Because responses are non-deterministic, an adversarial assertion is usually a safety-property check rather than an exact match: "the output must NOT contain disallowed content", "the output MUST be a refusal", "no string matching the PII pattern appears". LLM-as-judge is common here — a grader model classifies whether a response is a safe refusal or a policy breach. You track a defence rate (the percentage of attacks correctly resisted) and treat any regression in it as a release blocker.
Practical guidance
- Combine manual creativity (humans invent novel attacks) with automated attack generation (mutating known jailbreaks at scale); neither alone is sufficient.
- Keep an up-to-date attack library, because the threat landscape evolves and red-teaming is continuous rather than one-time.
- Scope campaigns to your product's real risks (a medical chatbot's harms differ from a coding assistant's) and coordinate with legal and safety stakeholders.

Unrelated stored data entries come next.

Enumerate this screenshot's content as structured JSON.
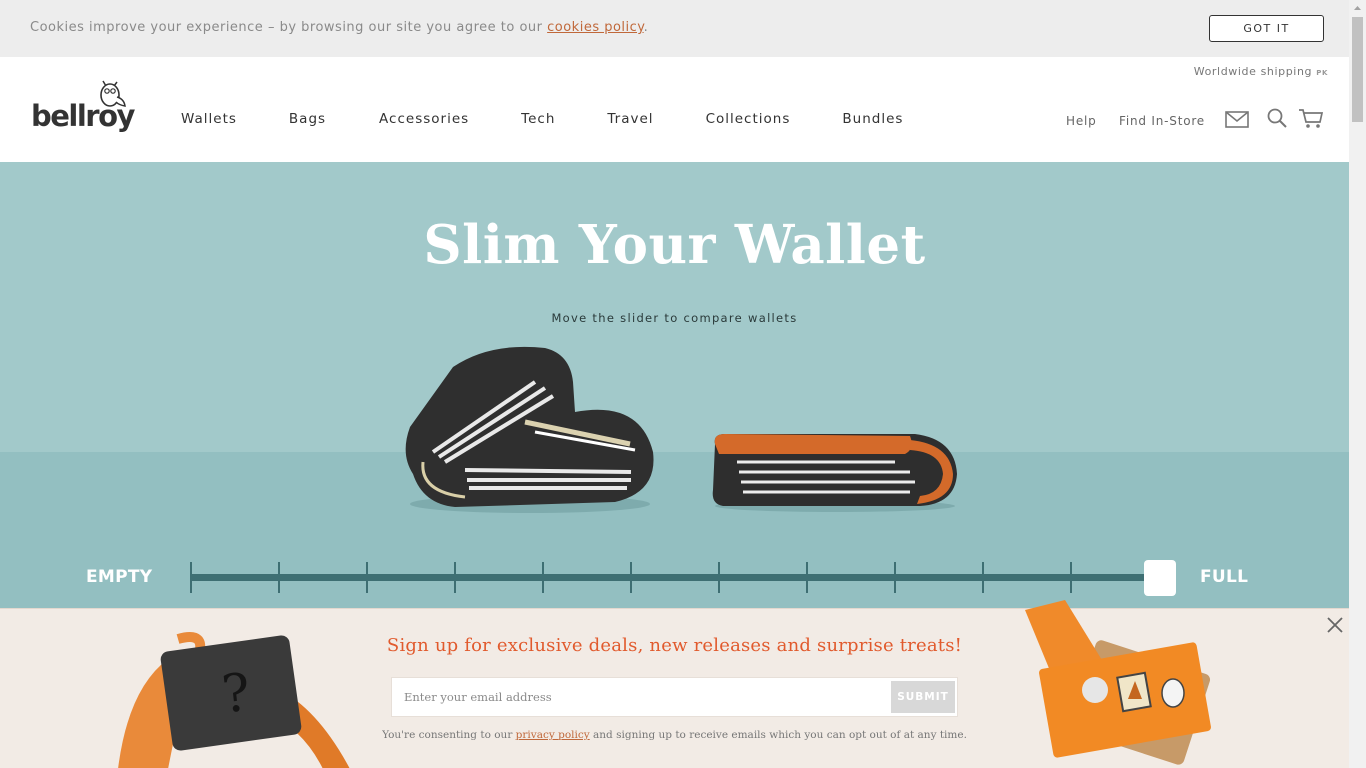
{
  "cookie": {
    "text": "Cookies improve your experience – by browsing our site you agree to our ",
    "link": "cookies policy",
    "suffix": ".",
    "button": "GOT IT"
  },
  "header": {
    "logo": "bellroy",
    "shipping": "Worldwide shipping",
    "shipping_code": "PK",
    "nav": [
      "Wallets",
      "Bags",
      "Accessories",
      "Tech",
      "Travel",
      "Collections",
      "Bundles"
    ],
    "help": "Help",
    "find_store": "Find In-Store",
    "icons": [
      "mail-icon",
      "search-icon",
      "cart-icon"
    ]
  },
  "hero": {
    "title": "Slim Your Wallet",
    "subtitle": "Move the slider to compare wallets",
    "slider": {
      "min_label": "EMPTY",
      "max_label": "FULL",
      "steps": 11,
      "value_fraction": 1.0
    }
  },
  "signup": {
    "title": "Sign up for exclusive deals, new releases and surprise treats!",
    "placeholder": "Enter your email address",
    "submit": "SUBMIT",
    "consent_prefix": "You're consenting to our ",
    "consent_link": "privacy policy",
    "consent_suffix": " and signing up to receive emails which you can opt out of at any time."
  },
  "colors": {
    "hero_bg": "#a2c9ca",
    "slider": "#3e6f73",
    "accent": "#e15a2d",
    "link": "#c0683a",
    "signup_bg": "#f2ebe5"
  }
}
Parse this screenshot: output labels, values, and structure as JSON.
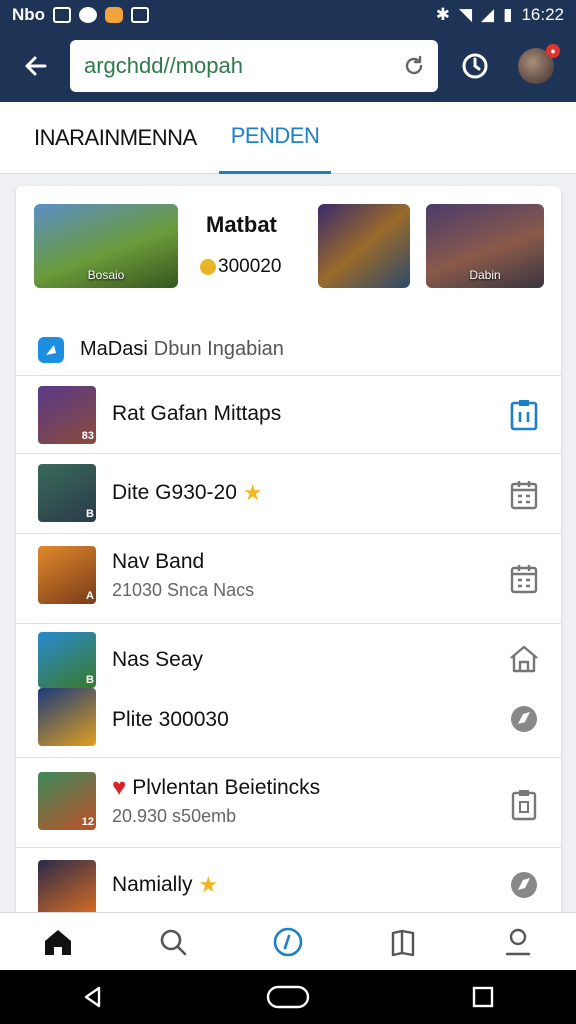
{
  "status": {
    "left_text": "Nbo",
    "time": "16:22"
  },
  "url": {
    "value": "argchdd//mopah"
  },
  "tabs": [
    {
      "label": "INARAINMENNA"
    },
    {
      "label": "PENDEN"
    }
  ],
  "featured": {
    "title": "Matbat",
    "price": "300020",
    "thumbs": [
      {
        "caption": "Bosaio"
      },
      {
        "caption": ""
      },
      {
        "caption": "Dabin"
      }
    ]
  },
  "section": {
    "title": "MaDasi",
    "subtitle": "Dbun Ingabian"
  },
  "list": [
    {
      "name": "Rat Gafan Mittaps",
      "sub": "",
      "tag": "83",
      "star": false,
      "heart": false,
      "icon": "clipboard-icon"
    },
    {
      "name": "Dite G930-20",
      "sub": "",
      "tag": "B",
      "star": true,
      "heart": false,
      "icon": "calendar-icon"
    },
    {
      "name": "Nav Band",
      "sub": "21030 Snca Nacs",
      "tag": "A",
      "star": false,
      "heart": false,
      "icon": "calendar-icon"
    },
    {
      "name": "Nas Seay",
      "sub": "",
      "tag": "B",
      "star": false,
      "heart": false,
      "icon": "home-icon"
    },
    {
      "name": "Plite 300030",
      "sub": "",
      "tag": "",
      "star": false,
      "heart": false,
      "icon": "compass-icon"
    },
    {
      "name": "Plvlentan Beietincks",
      "sub": "20.930 s50emb",
      "tag": "12",
      "star": false,
      "heart": true,
      "icon": "clipboard-icon"
    },
    {
      "name": "Namially",
      "sub": "",
      "tag": "",
      "star": true,
      "heart": false,
      "icon": "compass-icon"
    }
  ],
  "colors": {
    "primary": "#1d3457",
    "accent": "#1d7fc4"
  }
}
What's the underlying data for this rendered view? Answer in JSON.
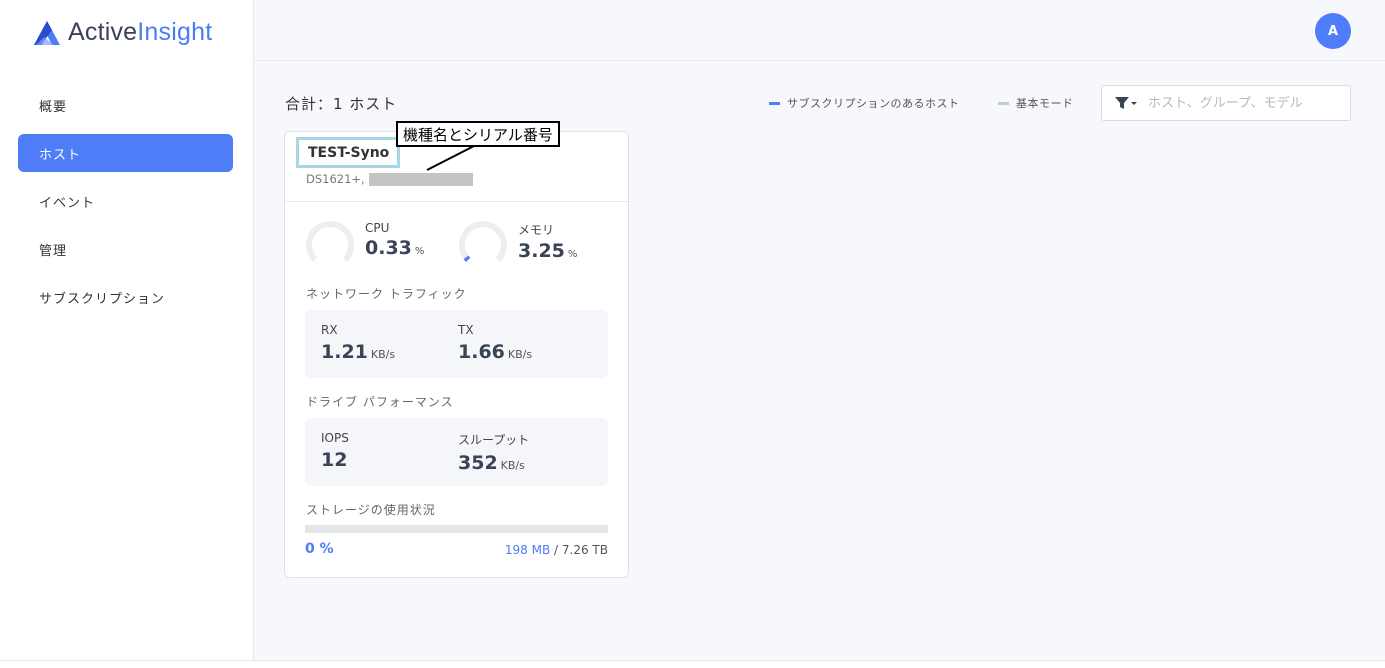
{
  "brand": {
    "name_part1": "Active",
    "name_part2": "Insight",
    "accent": "#4f7cf7"
  },
  "sidebar": {
    "items": [
      {
        "label": "概要",
        "active": false
      },
      {
        "label": "ホスト",
        "active": true
      },
      {
        "label": "イベント",
        "active": false
      },
      {
        "label": "管理",
        "active": false
      },
      {
        "label": "サブスクリプション",
        "active": false
      }
    ]
  },
  "header": {
    "avatar_initial": "A"
  },
  "main": {
    "total_label": "合計：1 ホスト",
    "legend": [
      {
        "label": "サブスクリプションのあるホスト",
        "color": "#4f7cf7"
      },
      {
        "label": "基本モード",
        "color": "#c5c8d8"
      }
    ],
    "search": {
      "placeholder": "ホスト、グループ、モデル",
      "icon": "filter-icon"
    }
  },
  "host_card": {
    "name": "TEST-Syno",
    "model_prefix": "DS1621+,",
    "cpu": {
      "label": "CPU",
      "value": "0.33",
      "unit": "%",
      "fraction": 0.0033
    },
    "memory": {
      "label": "メモリ",
      "value": "3.25",
      "unit": "%",
      "fraction": 0.0325
    },
    "network": {
      "title": "ネットワーク トラフィック",
      "rx": {
        "label": "RX",
        "value": "1.21",
        "unit": "KB/s"
      },
      "tx": {
        "label": "TX",
        "value": "1.66",
        "unit": "KB/s"
      }
    },
    "drive": {
      "title": "ドライブ パフォーマンス",
      "iops": {
        "label": "IOPS",
        "value": "12"
      },
      "throughput": {
        "label": "スループット",
        "value": "352",
        "unit": "KB/s"
      }
    },
    "storage": {
      "title": "ストレージの使用状況",
      "percent": "0 %",
      "used": "198 MB",
      "separator": " / ",
      "total": "7.26 TB",
      "fraction": 0.0
    }
  },
  "annotation": {
    "label": "機種名とシリアル番号"
  }
}
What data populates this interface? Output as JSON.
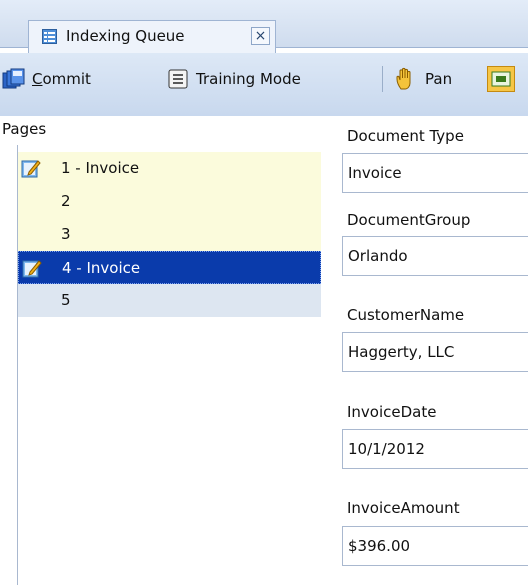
{
  "tab": {
    "title": "Indexing Queue",
    "close_glyph": "×"
  },
  "toolbar": {
    "commit_label_accesskey": "C",
    "commit_label_rest": "ommit",
    "training_label": "Training Mode",
    "pan_label": "Pan"
  },
  "pages": {
    "label": "Pages",
    "items": [
      {
        "label": "1 - Invoice",
        "icon": "document-edit-icon",
        "state": "document-1"
      },
      {
        "label": "2",
        "state": "document-1"
      },
      {
        "label": "3",
        "state": "document-1"
      },
      {
        "label": "4 - Invoice",
        "icon": "document-edit-icon",
        "state": "selected"
      },
      {
        "label": "5",
        "state": "document-2"
      }
    ]
  },
  "fields": [
    {
      "label": "Document Type",
      "value": "Invoice"
    },
    {
      "label": "DocumentGroup",
      "value": "Orlando"
    },
    {
      "label": "CustomerName",
      "value": "Haggerty, LLC"
    },
    {
      "label": "InvoiceDate",
      "value": "10/1/2012"
    },
    {
      "label": "InvoiceAmount",
      "value": "$396.00"
    }
  ],
  "colors": {
    "selection": "#0a3bab",
    "document_1_band": "#fbfbdc",
    "document_2_band": "#dde6f1",
    "toolbar": "#c8d8ee"
  }
}
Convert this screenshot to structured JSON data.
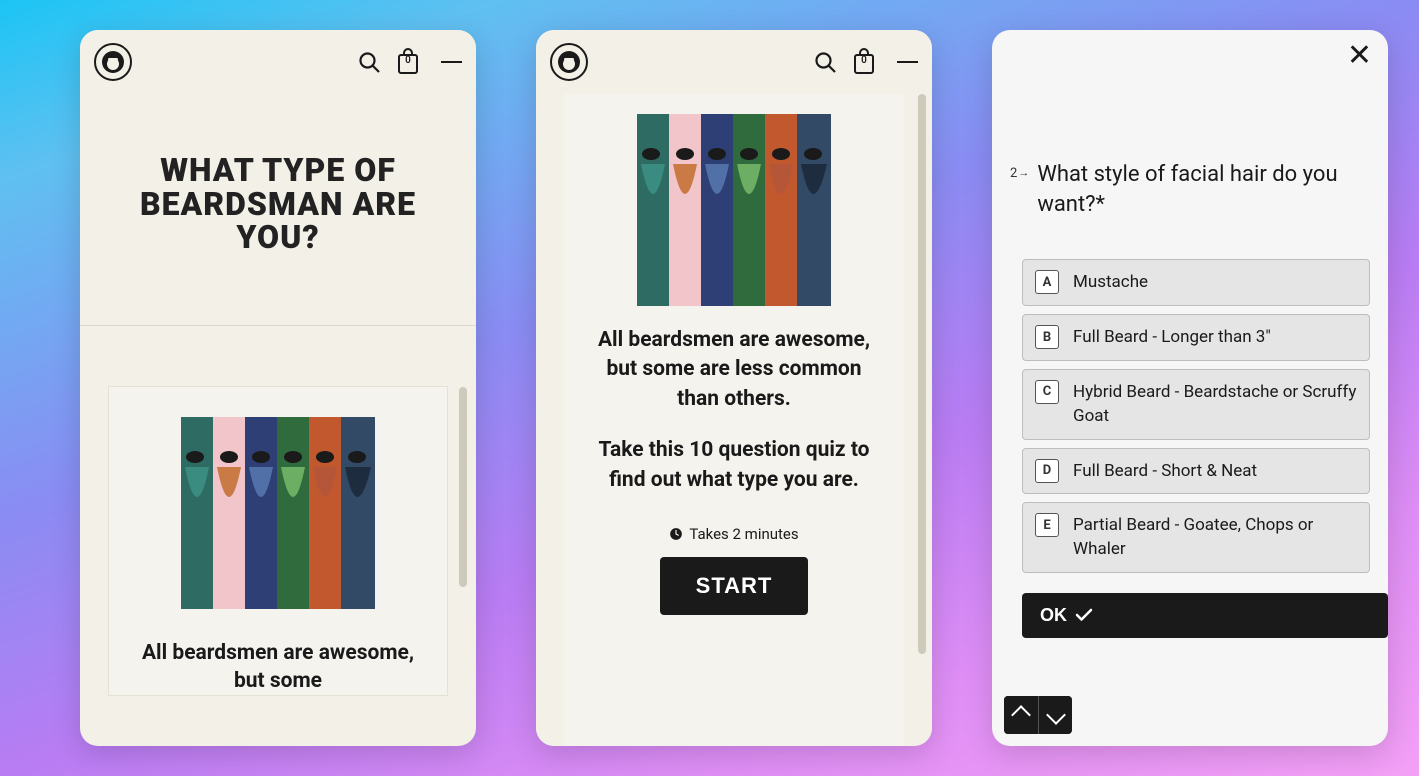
{
  "header": {
    "cart_count": "0"
  },
  "phone1": {
    "title": "WHAT TYPE OF BEARDSMAN ARE YOU?",
    "desc_a": "All beardsmen are awesome, but some"
  },
  "phone2": {
    "desc_1": "All beardsmen are awesome, but some are less common than others.",
    "desc_2": "Take this 10 question quiz to find out what type you are.",
    "takes": "Takes 2 minutes",
    "start": "START"
  },
  "phone3": {
    "q_num": "2",
    "question": "What style of facial hair do you want?*",
    "options": [
      {
        "key": "A",
        "label": "Mustache"
      },
      {
        "key": "B",
        "label": "Full Beard - Longer than 3\""
      },
      {
        "key": "C",
        "label": "Hybrid Beard - Beardstache or Scruffy Goat"
      },
      {
        "key": "D",
        "label": "Full Beard - Short & Neat"
      },
      {
        "key": "E",
        "label": "Partial Beard - Goatee, Chops or Whaler"
      }
    ],
    "ok": "OK"
  }
}
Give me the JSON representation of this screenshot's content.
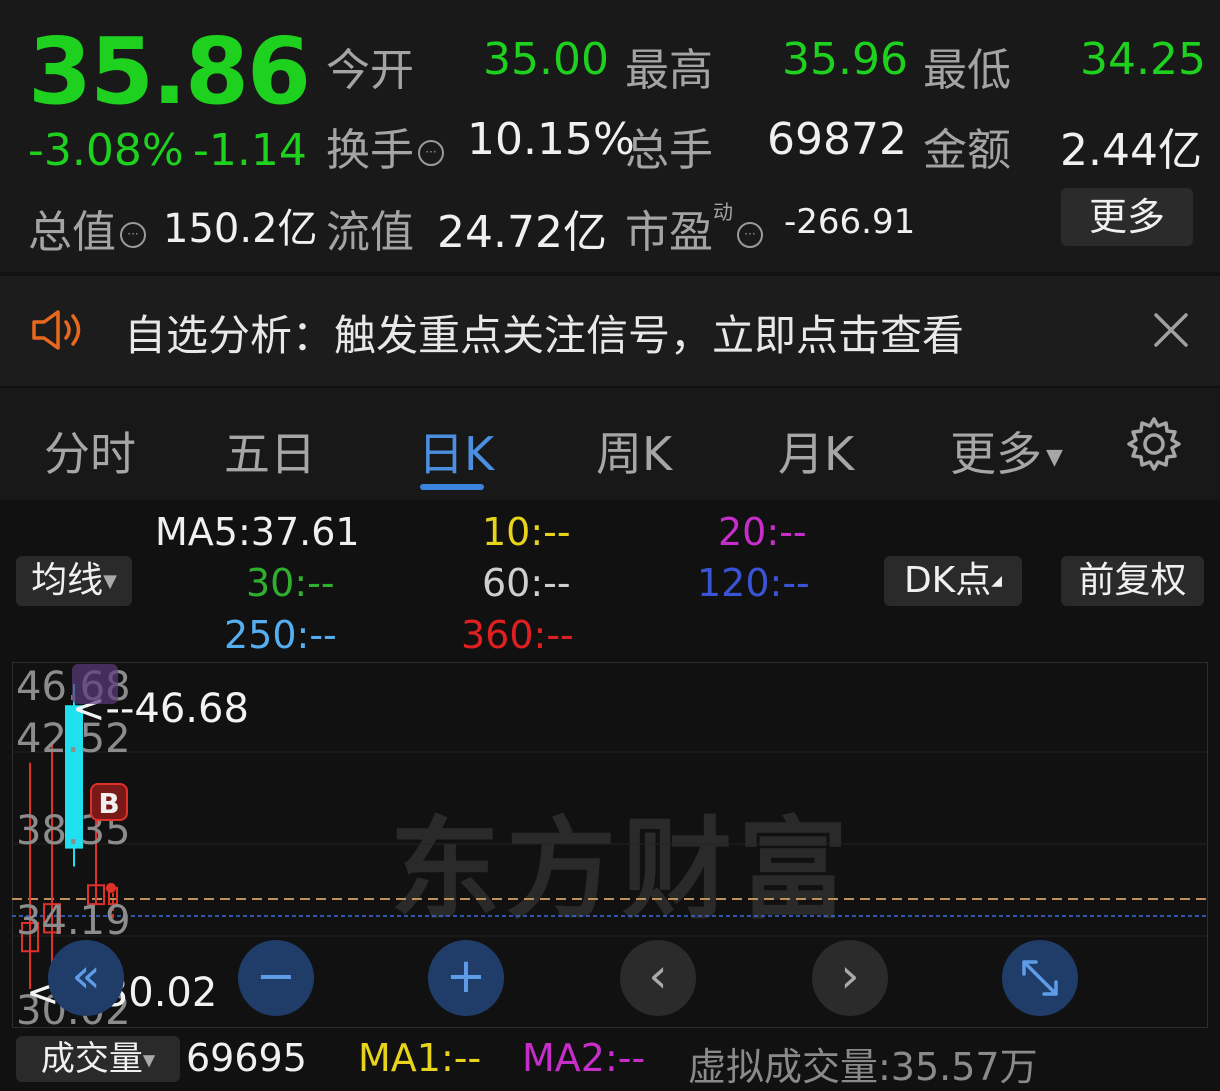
{
  "quote": {
    "price": "35.86",
    "change_pct": "-3.08%",
    "change_abs": "-1.14",
    "open_label": "今开",
    "open_value": "35.00",
    "high_label": "最高",
    "high_value": "35.96",
    "low_label": "最低",
    "low_value": "34.25",
    "turnover_label": "换手",
    "turnover_value": "10.15%",
    "volume_label": "总手",
    "volume_value": "69872",
    "amount_label": "金额",
    "amount_value": "2.44亿",
    "mktcap_label": "总值",
    "mktcap_value": "150.2亿",
    "float_label": "流值",
    "float_value": "24.72亿",
    "pe_label": "市盈",
    "pe_sup": "动",
    "pe_value": "-266.91",
    "more_label": "更多"
  },
  "notice": {
    "text": "自选分析：触发重点关注信号，立即点击查看",
    "close_icon": "close-icon"
  },
  "tabs": [
    {
      "label": "分时"
    },
    {
      "label": "五日"
    },
    {
      "label": "日K"
    },
    {
      "label": "周K"
    },
    {
      "label": "月K"
    },
    {
      "label": "更多"
    }
  ],
  "ma": {
    "ma5": "MA5:37.61",
    "ma10": "10:--",
    "ma20": "20:--",
    "ma30": "30:--",
    "ma60": "60:--",
    "ma120": "120:--",
    "ma250": "250:--",
    "ma360": "360:--",
    "selector": "均线",
    "dk": "DK点",
    "adjust": "前复权"
  },
  "colors": {
    "ma5": "#f0f0f0",
    "ma10": "#e8d31c",
    "ma20": "#c72ec9",
    "ma30": "#2fae2f",
    "ma60": "#cfcfcf",
    "ma120": "#3a54d6",
    "ma250": "#55aef0",
    "ma360": "#e02020",
    "up": "#e0302a",
    "down": "#1fe0ee",
    "price_green": "#1fd11f",
    "accent": "#3a84e0"
  },
  "chart": {
    "y_ticks": [
      "46.68",
      "42.52",
      "38.35",
      "34.19",
      "30.02"
    ],
    "high_marker": "<--46.68",
    "low_marker": "<---30.02",
    "b_label": "B",
    "watermark": "东方财富"
  },
  "chart_data": {
    "type": "candlestick",
    "ylim": [
      30.02,
      46.68
    ],
    "candles": [
      {
        "open": 32.5,
        "close": 34.0,
        "high": 42.5,
        "low": 30.5
      },
      {
        "open": 33.5,
        "close": 35.0,
        "high": 43.5,
        "low": 31.5
      },
      {
        "open": 45.5,
        "close": 38.0,
        "high": 46.68,
        "low": 37.0
      },
      {
        "open": 35.0,
        "close": 36.0,
        "high": 40.0,
        "low": 35.0
      },
      {
        "open": 35.0,
        "close": 35.86,
        "high": 35.96,
        "low": 34.25
      }
    ]
  },
  "controls": {
    "zoom_out": "zoom-out-icon",
    "zoom_in": "zoom-in-icon",
    "prev": "chevron-left-icon",
    "next": "chevron-right-icon",
    "rewind": "rewind-icon",
    "expand": "expand-icon"
  },
  "volume": {
    "selector": "成交量",
    "value": "69695",
    "ma1": "MA1:--",
    "ma2": "MA2:--",
    "virtual": "虚拟成交量:35.57万"
  }
}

- Feed confirmed breaches back into the golden dataset and perturbation suites so the whole test system compounds.
Severity, coverage, and safe handling
Not every successful attack is equally urgent, so rate each finding by severity (how harmful the leaked or generated content is) and likelihood (how easily a real user could reproduce it), then prioritise fixes accordingly. Measure coverage against a taxonomy of harms and techniques — the OWASP Top 10 for LLM Applications is a common reference — so you can show which risk categories have been exercised rather than claiming vague completeness. Test at two levels: the raw model and the full system, because guardrails, input filters, and output moderation live around the model and must be attacked as a whole. Finally, handle findings responsibly: store harmful example outputs securely, restrict who can see them, and never publish working jailbreaks. Red-teaming that generates real harmful content is itself sensitive material and must be governed like any other security artefact.
Adversarial prompting and red-teaming close the loop begun in 3.1 and 3.2: controlled variance and metamorphic robustness prove the system is right and stable, while red-teaming proves it is safe under attack. Together they form the test-design backbone for non-deterministic GenAI.